"México" is Pedro Palou's historical novel that covers five centuries of Mexico City's history through the lives of four families.
"México" is the most recent installment of the Mexican writer and academic Pedro Ángel Palou. This historical novel presents transcendental moments in the history of Mexico City through the lives of four families that span centuries and diverse social conditions. From the fall of Tenochtitlan to the 1985 earthquake, the author covers five centuries of the history of the Mexican capital and the fortunes and misfortunes of the societies that have formed it.
As an author, Palou has distinguished himself by bringing aspects of Mexican life from history to fiction. He has done so through influential personalities such as Porfirio Díaz, Pancho Villa, Lázaro Cárdenas, and Emiliano Zapata.
Born in Puebla, Pedro Ángel Palou is an award-winning novelist and essayist with over 30 publications.
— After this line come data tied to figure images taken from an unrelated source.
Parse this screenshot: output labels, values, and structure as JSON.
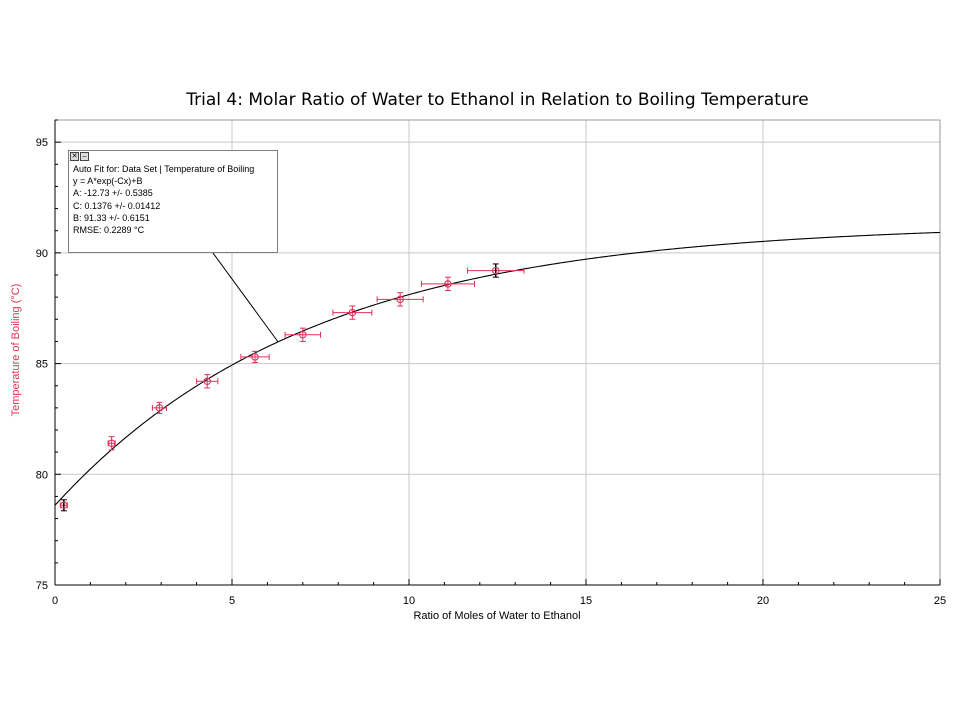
{
  "chart_data": {
    "type": "scatter",
    "title": "Trial 4: Molar Ratio of Water to Ethanol in Relation to Boiling Temperature",
    "xlabel": "Ratio of Moles of Water to Ethanol",
    "ylabel": "Temperature of Boiling (°C)",
    "xlim": [
      0,
      25
    ],
    "ylim": [
      75,
      96
    ],
    "x_ticks": [
      0,
      5,
      10,
      15,
      20,
      25
    ],
    "y_ticks": [
      75,
      80,
      85,
      90,
      95
    ],
    "grid": true,
    "series": [
      {
        "points": [
          {
            "x": 0.25,
            "y": 78.6,
            "x_err": 0.1,
            "y_err": 0.25
          },
          {
            "x": 1.6,
            "y": 81.4,
            "x_err": 0.1,
            "y_err": 0.3
          },
          {
            "x": 2.95,
            "y": 83.0,
            "x_err": 0.2,
            "y_err": 0.25
          },
          {
            "x": 4.3,
            "y": 84.2,
            "x_err": 0.3,
            "y_err": 0.3
          },
          {
            "x": 5.65,
            "y": 85.3,
            "x_err": 0.4,
            "y_err": 0.25
          },
          {
            "x": 7.0,
            "y": 86.3,
            "x_err": 0.5,
            "y_err": 0.3
          },
          {
            "x": 8.4,
            "y": 87.3,
            "x_err": 0.55,
            "y_err": 0.3
          },
          {
            "x": 9.75,
            "y": 87.9,
            "x_err": 0.65,
            "y_err": 0.3
          },
          {
            "x": 11.1,
            "y": 88.6,
            "x_err": 0.75,
            "y_err": 0.3
          },
          {
            "x": 12.45,
            "y": 89.2,
            "x_err": 0.8,
            "y_err": 0.3
          }
        ],
        "color": "#e0325a"
      }
    ],
    "fit": {
      "equation": "y = A*exp(-Cx)+B",
      "A": -12.73,
      "C": 0.1376,
      "B": 91.33,
      "color": "#000000"
    }
  },
  "fit_box": {
    "title": "Auto Fit for: Data Set | Temperature of Boiling",
    "equation": "y = A*exp(-Cx)+B",
    "a_line": "A: -12.73 +/- 0.5385",
    "c_line": "C: 0.1376 +/- 0.01412",
    "b_line": "B: 91.33 +/- 0.6151",
    "rmse_line": "RMSE: 0.2289 °C",
    "close_icon": "close-icon",
    "minimize_icon": "minimize-icon"
  },
  "colors": {
    "ylabel": "#e0325a",
    "grid": "#c8c8c8",
    "axis": "#000000"
  }
}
In 1991 he won the Jorge Ibargüengoitia National Prize for Literature for his novel Amores enormes. In 1997, Palou received the 1997 Latin American Essay Award Las Imágenes de América Latina for La ciudad crítica. In addition, in México he has also been awarded the Xavier Clavijero National History Prize for his work La casa del silencio (1998) and the Xavier Villaurrutia Prize for Con la muerte en los puños (2003). He is a professor in the Spanish program at Tufts University.
“(Mexico) is a more ambitious novel, but also more intimate; instead of telling the epic history of the city, we tell the story of how it is lived, suffered, dreamed of, loved, through 500 years”, Pedro Ángel Palou in El Heraldo de México, June 6, 2022.